Г. Г. — Не знаю… Только не я.
— Вы говорили, что вам не по душе, когда вас относят к католическим писателям. Считаете ли вы, что католики — это что?то особенное?
Г. Г. — Да, в той мере, в какой они исповедуют веру: поступи они противно вере, и это оказывает на них определенное воздействие, порождает конфликт, пусть даже в зародыше… Для романиста это представляет интерес. Но то же происходит с любой разновидностью верующих, например с коммунистами.

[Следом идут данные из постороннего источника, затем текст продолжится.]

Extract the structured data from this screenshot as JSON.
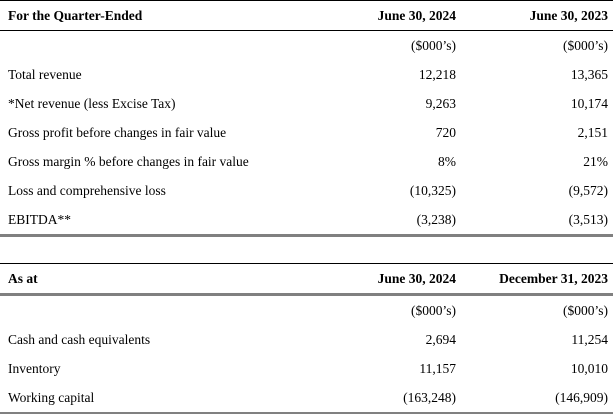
{
  "table1": {
    "header": {
      "label": "For the Quarter-Ended",
      "col1": "June 30, 2024",
      "col2": "June 30, 2023"
    },
    "units": {
      "col1": "($000’s)",
      "col2": "($000’s)"
    },
    "rows": [
      {
        "label": "Total revenue",
        "col1": "12,218",
        "col2": "13,365"
      },
      {
        "label": "*Net revenue (less Excise Tax)",
        "col1": "9,263",
        "col2": "10,174"
      },
      {
        "label": "Gross profit before changes in fair value",
        "col1": "720",
        "col2": "2,151"
      },
      {
        "label": "Gross margin % before changes in fair value",
        "col1": "8%",
        "col2": "21%"
      },
      {
        "label": "Loss and comprehensive loss",
        "col1": "(10,325)",
        "col2": "(9,572)"
      },
      {
        "label": "EBITDA**",
        "col1": "(3,238)",
        "col2": "(3,513)"
      }
    ]
  },
  "table2": {
    "header": {
      "label": "As at",
      "col1": "June 30, 2024",
      "col2": "December 31, 2023"
    },
    "units": {
      "col1": "($000’s)",
      "col2": "($000’s)"
    },
    "rows": [
      {
        "label": "Cash and cash equivalents",
        "col1": "2,694",
        "col2": "11,254"
      },
      {
        "label": "Inventory",
        "col1": "11,157",
        "col2": "10,010"
      },
      {
        "label": "Working capital",
        "col1": "(163,248)",
        "col2": "(146,909)"
      }
    ]
  },
  "colors": {
    "text": "#000000",
    "background": "#ffffff",
    "rule_black": "#000000",
    "rule_gray": "#808080"
  }
}
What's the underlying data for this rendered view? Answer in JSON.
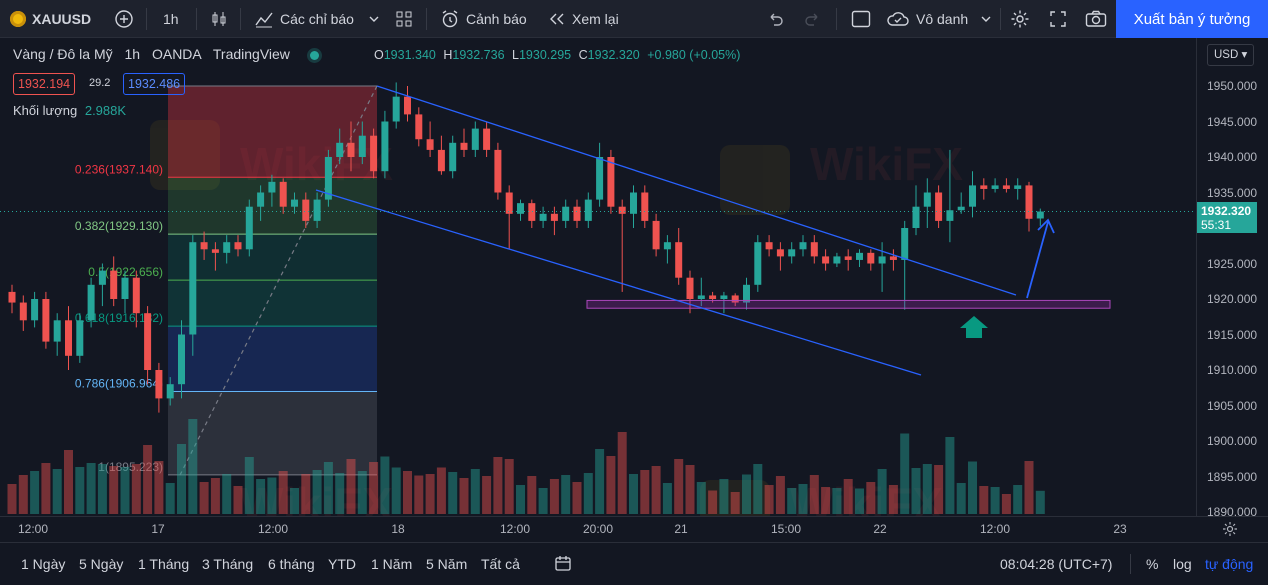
{
  "topbar": {
    "symbol": "XAUUSD",
    "interval": "1h",
    "indicators": "Các chỉ báo",
    "alert": "Cảnh báo",
    "replay": "Xem lại",
    "layout_name": "Vô danh",
    "publish": "Xuất bản ý tưởng"
  },
  "legend": {
    "title": "Vàng / Đô la Mỹ",
    "interval": "1h",
    "broker": "OANDA",
    "platform": "TradingView",
    "o_label": "O",
    "o": "1931.340",
    "h_label": "H",
    "h": "1932.736",
    "l_label": "L",
    "l": "1930.295",
    "c_label": "C",
    "c": "1932.320",
    "change": "+0.980 (+0.05%)",
    "bid": "1932.194",
    "spread": "29.2",
    "ask": "1932.486",
    "volume_label": "Khối lượng",
    "volume": "2.988K"
  },
  "fib": {
    "l0236": "0.236(1937.140)",
    "l0382": "0.382(1929.130)",
    "l05": "0.5(1922.656)",
    "l0618": "0.618(1916.182)",
    "l0786": "0.786(1906.964)",
    "l1": "1(1895.223)"
  },
  "price_axis": {
    "currency": "USD",
    "ticks": [
      "1950.000",
      "1945.000",
      "1940.000",
      "1935.000",
      "1930.000",
      "1925.000",
      "1920.000",
      "1915.000",
      "1910.000",
      "1905.000",
      "1900.000",
      "1895.000",
      "1890.000"
    ],
    "last_price": "1932.320",
    "countdown": "55:31"
  },
  "time_axis": {
    "ticks": [
      "12:00",
      "17",
      "12:00",
      "18",
      "12:00",
      "20:00",
      "21",
      "15:00",
      "22",
      "12:00",
      "23"
    ]
  },
  "bottombar": {
    "ranges": [
      "1 Ngày",
      "5 Ngày",
      "1 Tháng",
      "3 Tháng",
      "6 tháng",
      "YTD",
      "1 Năm",
      "5 Năm",
      "Tất cả"
    ],
    "clock": "08:04:28 (UTC+7)",
    "percent": "%",
    "log": "log",
    "auto": "tự động"
  },
  "colors": {
    "up": "#26a69a",
    "down": "#ef5350",
    "accent": "#2962ff",
    "channel": "#2962ff",
    "zone": "#9c27b0",
    "arrow": "#089981"
  },
  "chart_data": {
    "type": "candlestick",
    "symbol": "XAUUSD",
    "ylim": [
      1890,
      1953
    ],
    "candles": [
      [
        1921.0,
        1922.0,
        1918.0,
        1919.5
      ],
      [
        1919.5,
        1920.5,
        1915.5,
        1917.0
      ],
      [
        1917.0,
        1921.0,
        1916.0,
        1920.0
      ],
      [
        1920.0,
        1921.0,
        1913.0,
        1914.0
      ],
      [
        1914.0,
        1918.0,
        1912.0,
        1917.0
      ],
      [
        1917.0,
        1919.0,
        1910.0,
        1912.0
      ],
      [
        1912.0,
        1918.0,
        1911.0,
        1917.0
      ],
      [
        1917.0,
        1923.0,
        1916.0,
        1922.0
      ],
      [
        1922.0,
        1925.0,
        1919.0,
        1924.0
      ],
      [
        1924.0,
        1926.0,
        1919.0,
        1920.0
      ],
      [
        1920.0,
        1924.0,
        1918.0,
        1923.0
      ],
      [
        1923.0,
        1924.0,
        1916.0,
        1918.0
      ],
      [
        1918.0,
        1919.0,
        1908.0,
        1910.0
      ],
      [
        1910.0,
        1911.0,
        1904.0,
        1906.0
      ],
      [
        1906.0,
        1909.0,
        1905.0,
        1908.0
      ],
      [
        1908.0,
        1917.0,
        1906.0,
        1915.0
      ],
      [
        1915.0,
        1929.0,
        1912.0,
        1928.0
      ],
      [
        1928.0,
        1929.5,
        1925.5,
        1927.0
      ],
      [
        1927.0,
        1928.0,
        1924.0,
        1926.5
      ],
      [
        1926.5,
        1929.0,
        1925.0,
        1928.0
      ],
      [
        1928.0,
        1929.0,
        1926.0,
        1927.0
      ],
      [
        1927.0,
        1934.0,
        1926.0,
        1933.0
      ],
      [
        1933.0,
        1936.0,
        1931.0,
        1935.0
      ],
      [
        1935.0,
        1937.5,
        1933.0,
        1936.5
      ],
      [
        1936.5,
        1937.0,
        1932.0,
        1933.0
      ],
      [
        1933.0,
        1935.0,
        1932.0,
        1934.0
      ],
      [
        1934.0,
        1935.0,
        1930.0,
        1931.0
      ],
      [
        1931.0,
        1935.0,
        1930.0,
        1934.0
      ],
      [
        1934.0,
        1941.0,
        1933.0,
        1940.0
      ],
      [
        1940.0,
        1944.0,
        1939.0,
        1942.0
      ],
      [
        1942.0,
        1945.0,
        1938.0,
        1940.0
      ],
      [
        1940.0,
        1945.0,
        1939.0,
        1943.0
      ],
      [
        1943.0,
        1944.0,
        1937.0,
        1938.0
      ],
      [
        1938.0,
        1946.5,
        1937.0,
        1945.0
      ],
      [
        1945.0,
        1950.5,
        1944.0,
        1948.5
      ],
      [
        1948.5,
        1950.0,
        1945.0,
        1946.0
      ],
      [
        1946.0,
        1947.0,
        1941.5,
        1942.5
      ],
      [
        1942.5,
        1945.0,
        1940.0,
        1941.0
      ],
      [
        1941.0,
        1943.0,
        1937.5,
        1938.0
      ],
      [
        1938.0,
        1943.0,
        1937.0,
        1942.0
      ],
      [
        1942.0,
        1944.0,
        1940.0,
        1941.0
      ],
      [
        1941.0,
        1945.0,
        1940.0,
        1944.0
      ],
      [
        1944.0,
        1945.0,
        1940.0,
        1941.0
      ],
      [
        1941.0,
        1942.0,
        1934.0,
        1935.0
      ],
      [
        1935.0,
        1936.0,
        1927.0,
        1932.0
      ],
      [
        1932.0,
        1934.0,
        1931.0,
        1933.5
      ],
      [
        1933.5,
        1934.0,
        1930.0,
        1931.0
      ],
      [
        1931.0,
        1933.0,
        1930.0,
        1932.0
      ],
      [
        1932.0,
        1933.0,
        1929.0,
        1931.0
      ],
      [
        1931.0,
        1934.0,
        1930.0,
        1933.0
      ],
      [
        1933.0,
        1934.0,
        1930.0,
        1931.0
      ],
      [
        1931.0,
        1935.0,
        1930.0,
        1934.0
      ],
      [
        1934.0,
        1942.0,
        1933.0,
        1940.0
      ],
      [
        1940.0,
        1941.0,
        1932.0,
        1933.0
      ],
      [
        1933.0,
        1934.0,
        1921.0,
        1932.0
      ],
      [
        1932.0,
        1936.0,
        1930.0,
        1935.0
      ],
      [
        1935.0,
        1936.0,
        1930.0,
        1931.0
      ],
      [
        1931.0,
        1932.0,
        1926.0,
        1927.0
      ],
      [
        1927.0,
        1929.0,
        1925.0,
        1928.0
      ],
      [
        1928.0,
        1930.0,
        1922.0,
        1923.0
      ],
      [
        1923.0,
        1924.0,
        1918.0,
        1920.0
      ],
      [
        1920.0,
        1923.0,
        1919.0,
        1920.5
      ],
      [
        1920.5,
        1921.0,
        1919.5,
        1920.0
      ],
      [
        1920.0,
        1921.0,
        1918.0,
        1920.5
      ],
      [
        1920.5,
        1920.8,
        1919.0,
        1919.5
      ],
      [
        1919.5,
        1923.0,
        1918.5,
        1922.0
      ],
      [
        1922.0,
        1929.0,
        1921.0,
        1928.0
      ],
      [
        1928.0,
        1929.0,
        1926.0,
        1927.0
      ],
      [
        1927.0,
        1928.0,
        1924.0,
        1926.0
      ],
      [
        1926.0,
        1928.0,
        1925.0,
        1927.0
      ],
      [
        1927.0,
        1929.0,
        1926.0,
        1928.0
      ],
      [
        1928.0,
        1929.0,
        1925.0,
        1926.0
      ],
      [
        1926.0,
        1927.0,
        1924.0,
        1925.0
      ],
      [
        1925.0,
        1926.5,
        1924.5,
        1926.0
      ],
      [
        1926.0,
        1927.0,
        1924.0,
        1925.5
      ],
      [
        1925.5,
        1927.0,
        1924.5,
        1926.5
      ],
      [
        1926.5,
        1927.0,
        1924.0,
        1925.0
      ],
      [
        1925.0,
        1928.0,
        1921.0,
        1926.0
      ],
      [
        1926.0,
        1927.0,
        1924.0,
        1925.5
      ],
      [
        1925.5,
        1931.0,
        1918.5,
        1930.0
      ],
      [
        1930.0,
        1936.0,
        1929.0,
        1933.0
      ],
      [
        1933.0,
        1937.0,
        1930.0,
        1935.0
      ],
      [
        1935.0,
        1936.0,
        1930.0,
        1931.0
      ],
      [
        1931.0,
        1941.0,
        1928.0,
        1932.5
      ],
      [
        1932.5,
        1935.0,
        1932.0,
        1933.0
      ],
      [
        1933.0,
        1938.0,
        1931.5,
        1936.0
      ],
      [
        1936.0,
        1937.0,
        1934.0,
        1935.5
      ],
      [
        1935.5,
        1937.0,
        1935.0,
        1936.0
      ],
      [
        1936.0,
        1937.0,
        1935.0,
        1935.5
      ],
      [
        1935.5,
        1937.0,
        1934.0,
        1936.0
      ],
      [
        1936.0,
        1936.5,
        1929.5,
        1931.3
      ],
      [
        1931.34,
        1932.736,
        1930.295,
        1932.32
      ]
    ],
    "fibonacci_levels": [
      {
        "ratio": 0,
        "price": 1950.0
      },
      {
        "ratio": 0.236,
        "price": 1937.14
      },
      {
        "ratio": 0.382,
        "price": 1929.13
      },
      {
        "ratio": 0.5,
        "price": 1922.656
      },
      {
        "ratio": 0.618,
        "price": 1916.182
      },
      {
        "ratio": 0.786,
        "price": 1906.964
      },
      {
        "ratio": 1,
        "price": 1895.223
      }
    ],
    "support_zone": [
      1918.7,
      1919.8
    ],
    "last_price": 1932.32
  }
}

В моих романах есть коммунисты.
— Много говорилось о том, что в ваших книгах речь идет о столкновении добра и зла, что ваши романы иллюстрируют всесилие зла.
Г. Г. — Не понимаю, что это значит. Кому?то взбрела однажды в голову эта фраза о зле, и с той поры ее повторяют! Когда на вас вешают ярлык, от него потом не избавиться никакими силами в мире… Это еще одна причина того, почему я написал комедию: попытался сорвать ярлык.
— Вы верите, что вам это удастся?
F.. Г. — Видимо, потребуется время… Я осознал это на первых постановках моих пьес. Люди, пришедшие на пьесу какого?то конкретного, определенного автора, сдерживают смех, думают, что смеяться — нехорошо. Они полагают, что речь в ней пойдет о высоком, и полны решимости не веселиться. Нужно сражаться, сражаться со зрителем, чтобы рассмешить его помимо его воли; а все потому, что на вас нацепили ярлык «серьезный писатель»!.. Но свою последнюю пьесу я окрестил «комедией» в надежде, что мне повезет и публика придет на нее в более веселом расположении духа.